Parks became a Hollywood star after his lead performance in the Academy Award winning The Jolson Story (1946). Nominated as best actor of the year, Parks followed this film with Renegades (1946), Down to Earth (1947), The Swordsman (1947), The Gallant Blade (1948), Jolson Sings Again (1949) and Jealousy (1949).
During this period the House of Un-American Activities Committee (HUAC) opened its hearings concerning communist infiltration of the motion picture industry. The chief investigator for the committee was Robert E. Stripling. The first people it interviewed included Ronald Reagan, Gary Cooper, Ayn Rand, Jack L. Warner, Robert Taylor, Adolphe Menjou, Robert Montgomery, Walt Disney, Thomas Leo McCarey and George L. Murphy. These people named several possible members of the American Communist Party.
As a result their investigations, the HUAC announced it wished to interview nineteen members of the film industry that they believed might be members of the American Communist Party. This included Larry Parks, Herbert Biberman, Alvah Bessie, Lester Cole, Albert Maltz, Adrian Scott, Dalton Trumbo, Edward Dmytryk, Ring Lardner Jr., Samuel Ornitz, John Howard Lawson, Waldo Salt, Bertolt Brecht, Richard Collins, Gordon Kahn, Robert Rossen, Lewis Milestone and Irving Pichel.
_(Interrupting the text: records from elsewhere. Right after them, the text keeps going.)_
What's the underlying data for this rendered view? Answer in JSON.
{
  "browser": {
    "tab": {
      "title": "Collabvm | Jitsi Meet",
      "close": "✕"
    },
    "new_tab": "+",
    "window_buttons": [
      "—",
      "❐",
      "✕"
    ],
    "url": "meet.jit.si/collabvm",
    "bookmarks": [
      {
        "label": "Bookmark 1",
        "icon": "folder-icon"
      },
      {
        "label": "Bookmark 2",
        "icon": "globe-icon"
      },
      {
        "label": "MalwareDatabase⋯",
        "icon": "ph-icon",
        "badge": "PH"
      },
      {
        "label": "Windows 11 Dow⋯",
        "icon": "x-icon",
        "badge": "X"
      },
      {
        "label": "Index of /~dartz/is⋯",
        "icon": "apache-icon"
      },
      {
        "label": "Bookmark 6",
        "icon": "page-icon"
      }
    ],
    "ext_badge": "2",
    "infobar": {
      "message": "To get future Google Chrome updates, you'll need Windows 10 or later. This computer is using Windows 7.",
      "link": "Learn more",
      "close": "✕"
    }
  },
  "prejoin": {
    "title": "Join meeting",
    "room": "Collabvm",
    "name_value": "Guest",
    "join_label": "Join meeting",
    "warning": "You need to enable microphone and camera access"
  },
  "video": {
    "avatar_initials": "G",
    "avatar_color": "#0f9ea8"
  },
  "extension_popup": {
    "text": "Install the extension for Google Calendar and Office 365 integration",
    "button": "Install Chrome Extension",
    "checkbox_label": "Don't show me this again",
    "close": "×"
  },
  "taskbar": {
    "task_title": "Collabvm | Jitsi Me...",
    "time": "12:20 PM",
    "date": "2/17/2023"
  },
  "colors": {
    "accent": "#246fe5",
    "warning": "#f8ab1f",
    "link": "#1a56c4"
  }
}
The first ten witnesses called to appear before the HUAC, Biberman, Bessie, Cole, Maltz, Scott, Trumbo, Dmytryk, Lardner, Ornitz and Lawson, refused to cooperate at the September hearings and were charged with "contempt of Congress". Known as the Hollywood Ten, they claimed that the 1st Amendment of the United States Constitution gave them the right to do this. The courts disagreed and each was sentenced to between six and twelve months in prison. The case went before the Supreme Court in April 1950, but with only Justices Hugo Black and William Douglas dissenting, the sentences were confirmed.
On 8th March, 1951, the HUAC committee began an "Investigation of Communism in the Entertainment Field". The chairman was John S. Wood, and other members included Harold Velde of Illinois, Francis Walter of Pennsylvania, Morgan M. Moulder of Missouri, Clyde Doyle of California, James B. Frazier of Tennessee, Bernard W. Kearney of New York and Charles E. Potter of Michigan. Louis Russell was the senior investigator and Frank S. Tavenner, was chief counsel.
Larry Parks gave evidence on 21st March, 1951. He admitted that he joined the American Communist Party in 1941. He joined because it "fulfilled certain needs of a young man that was liberal of thought, idealistic, who was for the underprivileged, the underdog". At first he refused to name other members of the party: "I would prefer not to mention names, if it is at all possible, of anyone. I don't think it is fair to people to do this. I have come to you at your request. I have come and willingly tell you about myself. I think that, if you would allow me, I would prefer not to be questioned about names. And I will tell you everything that I know about myself, because I feel I have done nothing wrong, and 1 will answer any question that you would like to put to me about myself. I would prefer, if you will allow me, not to mention other people's names.... The people at that time as I knew them-this is my opinion of them. This is my honest opinion: That these are people who did nothing wrong, people like myself.... And it seems to me that this is not the American way of doing things to force a man who is under oath and who has opened himself as wide as possible to this committee - and it hasn't been easy to do this -to force a man to do this is not American justice."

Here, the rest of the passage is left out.